Compiled by musician/folklorist Mike Seeger and dancer Ruth Pershing, Talking Feet introduces us to dancers from the Appalachian, Piedmont, and Blue Ridge Mountain regions of the South. In its various forms—flatfooting, buckdancing, hoedown, rural tap or clogging—Southern dancing involves a great deal of personal style and innovation as dancers create the rhythm of old-time country music—talking blues, bluegrass, hand-patting and western swing. Traditionally, people have danced at corn shuckings, apron hemmings, weddings, and house parties. Nowadays, clog dancers compete at festivals and competitions. Talking Feet is a precious record of the experience of old-timers and an inspiration to younger enthusiasts who want to absorb the tradition and make it their own.
American folk musician and folklorist, Mike Seeger was the brother of folk musicians Peggy and Penny Seeger and half-brother of Pete Seeger, another iconic American folk musician and song-writer.
Mike Seeger was born in New York and grew up in the Washington D.C. area. His father, Charles Louis Seeger was an ehtno-musicologist and composer, and his mother was a composer who worked with Joh and Alan Lomax on the Archive of American Folk Song at the Library of Congress.
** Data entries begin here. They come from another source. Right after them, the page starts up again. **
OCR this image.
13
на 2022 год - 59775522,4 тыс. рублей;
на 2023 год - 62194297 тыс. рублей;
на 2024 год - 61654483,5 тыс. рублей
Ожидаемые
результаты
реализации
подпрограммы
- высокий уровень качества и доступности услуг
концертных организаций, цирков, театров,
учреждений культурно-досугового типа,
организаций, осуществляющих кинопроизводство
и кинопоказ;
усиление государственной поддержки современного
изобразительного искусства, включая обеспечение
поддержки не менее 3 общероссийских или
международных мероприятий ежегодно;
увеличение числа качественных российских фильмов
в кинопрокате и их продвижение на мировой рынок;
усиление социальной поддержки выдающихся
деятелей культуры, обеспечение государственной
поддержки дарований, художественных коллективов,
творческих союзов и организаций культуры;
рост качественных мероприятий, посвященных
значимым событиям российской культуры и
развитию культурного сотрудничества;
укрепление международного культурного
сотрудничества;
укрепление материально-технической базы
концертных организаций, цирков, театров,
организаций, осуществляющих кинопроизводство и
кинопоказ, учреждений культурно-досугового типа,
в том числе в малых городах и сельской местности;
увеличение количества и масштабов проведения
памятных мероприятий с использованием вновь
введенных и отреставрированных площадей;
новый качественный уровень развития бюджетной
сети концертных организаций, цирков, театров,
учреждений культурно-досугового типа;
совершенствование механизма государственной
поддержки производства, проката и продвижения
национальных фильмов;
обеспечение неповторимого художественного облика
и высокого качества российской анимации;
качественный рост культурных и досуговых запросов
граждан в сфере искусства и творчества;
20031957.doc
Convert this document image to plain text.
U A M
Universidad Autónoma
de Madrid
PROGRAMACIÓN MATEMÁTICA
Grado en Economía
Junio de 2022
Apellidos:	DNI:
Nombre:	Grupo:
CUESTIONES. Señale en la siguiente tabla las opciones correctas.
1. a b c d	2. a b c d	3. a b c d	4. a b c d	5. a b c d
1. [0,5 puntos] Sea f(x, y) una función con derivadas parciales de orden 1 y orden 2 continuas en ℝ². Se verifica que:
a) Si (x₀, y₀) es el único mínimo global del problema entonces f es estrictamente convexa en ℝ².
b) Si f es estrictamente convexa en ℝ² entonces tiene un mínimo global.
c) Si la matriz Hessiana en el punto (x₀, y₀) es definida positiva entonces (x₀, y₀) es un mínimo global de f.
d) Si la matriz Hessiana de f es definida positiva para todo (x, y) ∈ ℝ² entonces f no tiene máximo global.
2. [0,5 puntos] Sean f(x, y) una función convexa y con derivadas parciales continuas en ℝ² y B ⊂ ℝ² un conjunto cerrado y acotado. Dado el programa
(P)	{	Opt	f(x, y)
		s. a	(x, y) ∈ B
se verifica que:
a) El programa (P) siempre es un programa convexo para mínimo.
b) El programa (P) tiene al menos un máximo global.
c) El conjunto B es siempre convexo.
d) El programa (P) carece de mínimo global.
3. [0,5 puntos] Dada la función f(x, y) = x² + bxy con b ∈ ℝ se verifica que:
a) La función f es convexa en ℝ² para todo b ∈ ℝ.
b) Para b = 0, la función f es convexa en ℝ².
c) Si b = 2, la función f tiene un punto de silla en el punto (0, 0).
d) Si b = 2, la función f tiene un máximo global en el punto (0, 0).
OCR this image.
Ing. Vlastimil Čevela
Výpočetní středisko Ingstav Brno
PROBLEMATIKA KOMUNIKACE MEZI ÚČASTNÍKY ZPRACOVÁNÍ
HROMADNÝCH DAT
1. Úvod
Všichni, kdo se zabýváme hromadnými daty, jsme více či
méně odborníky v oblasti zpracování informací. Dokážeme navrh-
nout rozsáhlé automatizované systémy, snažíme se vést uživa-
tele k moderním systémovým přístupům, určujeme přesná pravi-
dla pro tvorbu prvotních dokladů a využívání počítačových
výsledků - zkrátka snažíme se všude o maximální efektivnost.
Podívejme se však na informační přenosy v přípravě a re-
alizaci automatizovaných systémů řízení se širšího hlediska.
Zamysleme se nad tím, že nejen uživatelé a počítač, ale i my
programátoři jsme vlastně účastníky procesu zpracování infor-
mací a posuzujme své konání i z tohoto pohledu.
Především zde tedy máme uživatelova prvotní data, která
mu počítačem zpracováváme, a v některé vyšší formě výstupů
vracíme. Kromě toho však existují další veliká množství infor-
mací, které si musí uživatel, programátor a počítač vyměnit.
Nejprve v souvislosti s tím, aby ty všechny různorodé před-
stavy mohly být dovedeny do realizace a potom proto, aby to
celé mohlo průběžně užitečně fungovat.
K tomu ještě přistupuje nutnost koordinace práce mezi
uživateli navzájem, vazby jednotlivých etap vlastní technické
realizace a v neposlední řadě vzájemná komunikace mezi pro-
Mike Seeger taught himself to play several instruments, including the autoharp, banjo, fiddle, dulcimer, guitar, mouth harp, mandolin, and dobro. At 20, he followed in his parent's footsteps and began collecting recordings of folk musicians around the US, including Lead Belly, Woody Guthrie, and John Jacob Niles.
In 1958, Seeger co-founded the old-time band the New Lost City Ramblers in New York City with John Cohen and Tom Paley. Seeger received six Grammy nominations and was the recipient of four grants from the National Endowment for the Arts.
Seeger died of cancer at his home in Lexington, Virginia on August 7, 2009.